|Ph.D Student||Simaan Nabil|
|Subject||Task Based Design and Synthesis of Variable Geometry|
|Department||Department of Mechanical Engineering||Supervisor||Professor Shoham Moshe|
The performance of a non-redundant robot is determined by its architecture and inverse kinematics rather than the complete task demands. However, when, e.g., task stiffness is also considered, the use of redundancy is called for. This work addresses the analysis and synthesis of a category of redundant parallel robot termed VGPR (Variable Geometry Parallel Robots). These robots are capable of changing their geometry for improving their performance per a given task. Since the stiffness of parallel robots is a crucial performance index, it is chosen as a driving criterion for the geometry change of VGPR.
The work considers two modes for stiffness modification of VGPR by utilizing actuation and kinematic redundancies. These two modes are termed stiffness modulation and stiffness synthesis.
Previously reported “higher-order singularities” in which the stiffness modulation problem is singular are investigated and connected with the derivatives of the inverse kinematics Jacobian. Then, these derivatives are associated with 36 lines in space. Consequently, the applicability of line geometry methods for stiffness modulation singularity analysis is shown. This geometric interpretation is the first known line-based interpretation to these stiffness modulation singularities.

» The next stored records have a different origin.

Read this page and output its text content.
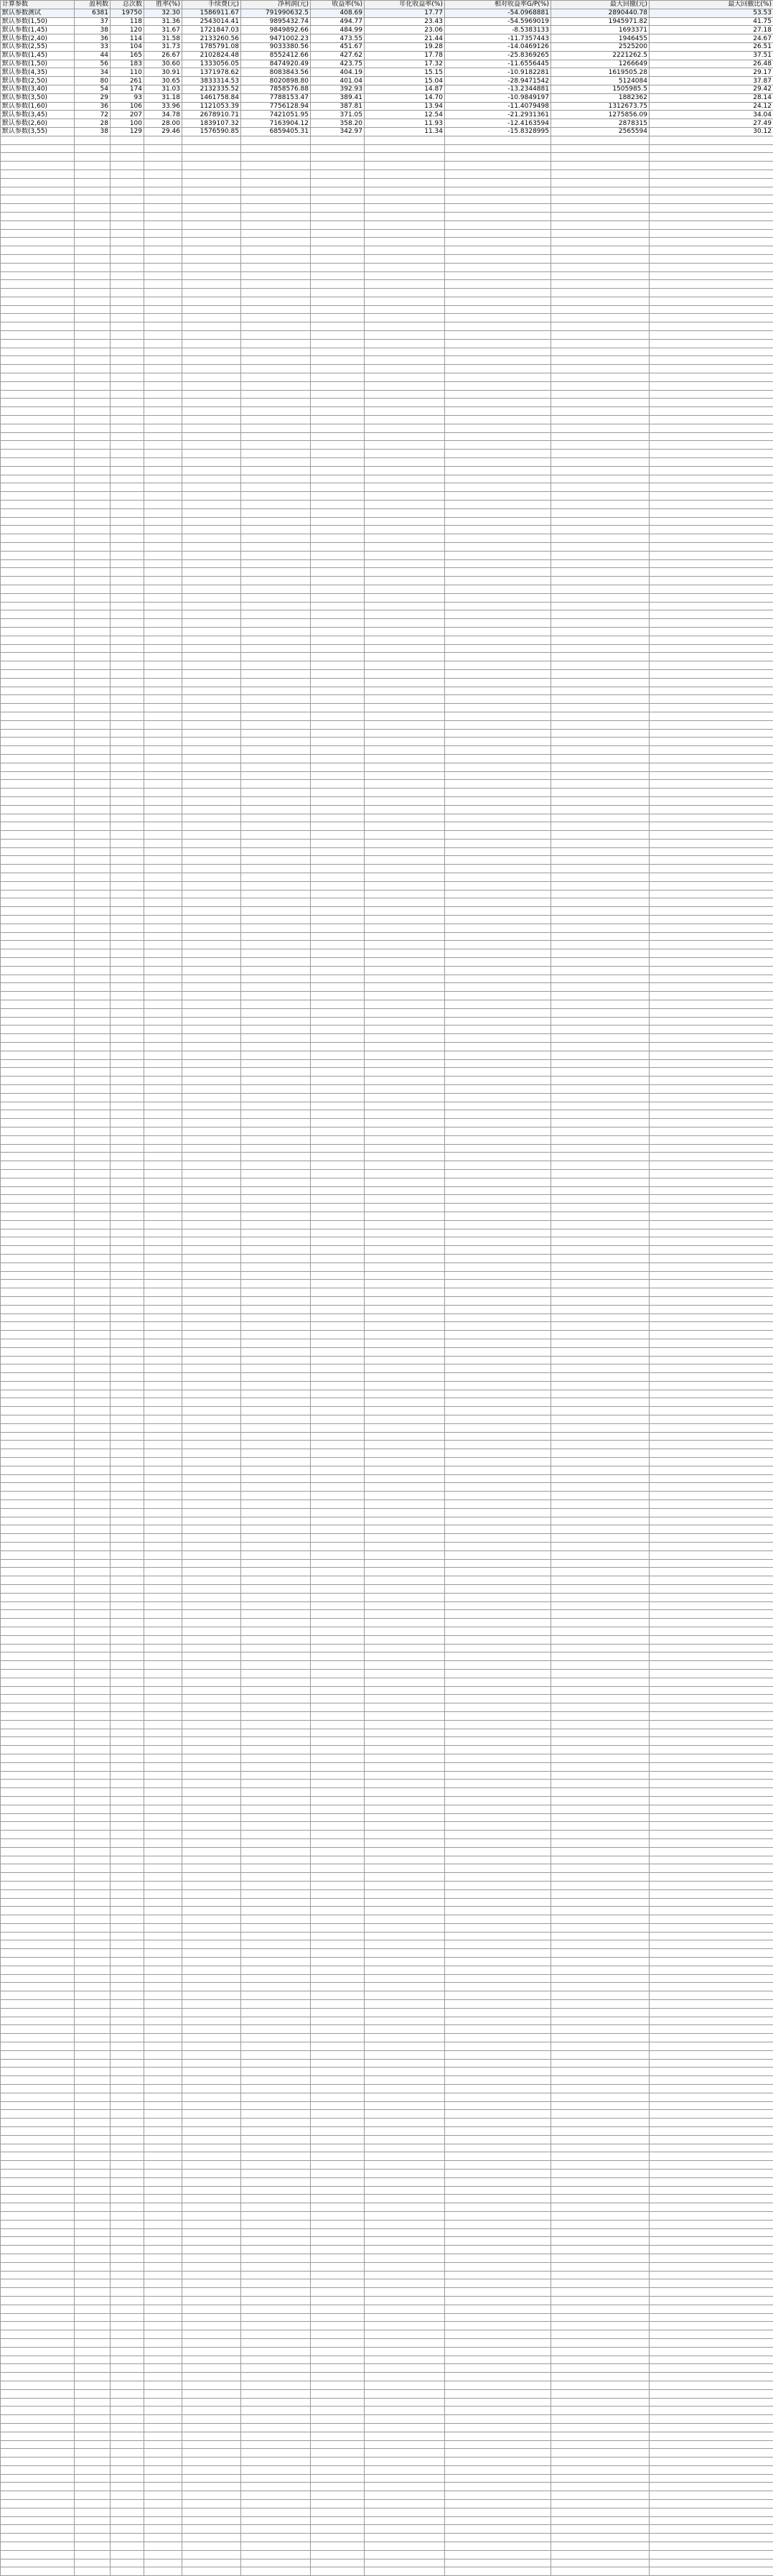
计算参数	盈利数	总次数	胜率(%)	手续费(元)	净利润(元)	收益率(%)	年化收益率(%)	相对收益率G/P(%)	最大回撤(元)	最大回撤比(%)
默认参数测试	6381	19750	32.30	1586911.67	791990632.5	408.69	17.77	-54.0968881	2890440.78	53.53
默认参数(1,50)	37	118	31.36	2543014.41	9895432.74	494.77	23.43	-54.5969019	1945971.82	41.75
默认参数(1,45)	38	120	31.67	1721847.03	9849892.66	484.99	23.06	-8.5383133	1693371	27.18
默认参数(2,40)	36	114	31.58	2133260.56	9471002.23	473.55	21.44	-11.7357443	1946455	24.67
默认参数(2,55)	33	104	31.73	1785791.08	9033380.56	451.67	19.28	-14.0469126	2525200	26.51
默认参数(1,45)	44	165	26.67	2102824.48	8552412.66	427.62	17.78	-25.8369265	2221262.5	37.51
默认参数(1,50)	56	183	30.60	1333056.05	8474920.49	423.75	17.32	-11.6556445	1266649	26.48
默认参数(4,35)	34	110	30.91	1371978.62	8083843.56	404.19	15.15	-10.9182281	1619505.28	29.17
默认参数(2,50)	80	261	30.65	3833314.53	8020898.80	401.04	15.04	-28.9471542	5124084	37.87
默认参数(3,40)	54	174	31.03	2132335.52	7858576.88	392.93	14.87	-13.2344881	1505985.5	29.42
默认参数(3,50)	29	93	31.18	1461758.84	7788153.47	389.41	14.70	-10.9849197	1882362	28.14
默认参数(1,60)	36	106	33.96	1121053.39	7756128.94	387.81	13.94	-11.4079498	1312673.75	24.12
默认参数(3,45)	72	207	34.78	2678910.71	7421051.95	371.05	12.54	-21.2931361	1275856.09	34.04
默认参数(2,60)	28	100	28.00	1839107.32	7163904.12	358.20	11.93	-12.4163594	2878315	27.49
默认参数(3,55)	38	129	29.46	1576590.85	6859405.31	342.97	11.34	-15.8328995	2565594	30.12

In stiffness synthesis, the work investigates VGPR with kinematic redundancy in their branches providing a limited set of free geometric parameters - as is the case for a physical robot. Using Gröbner basis computations the solvability of the stiffness synthesis problems are characterized and then transformed to an associated eigenvalue problem using multiplication tables based on quotient ring algebra. The proposed method is implemented on a planar three DOF (Degrees of Freedom) and double planar six DOF VGPR.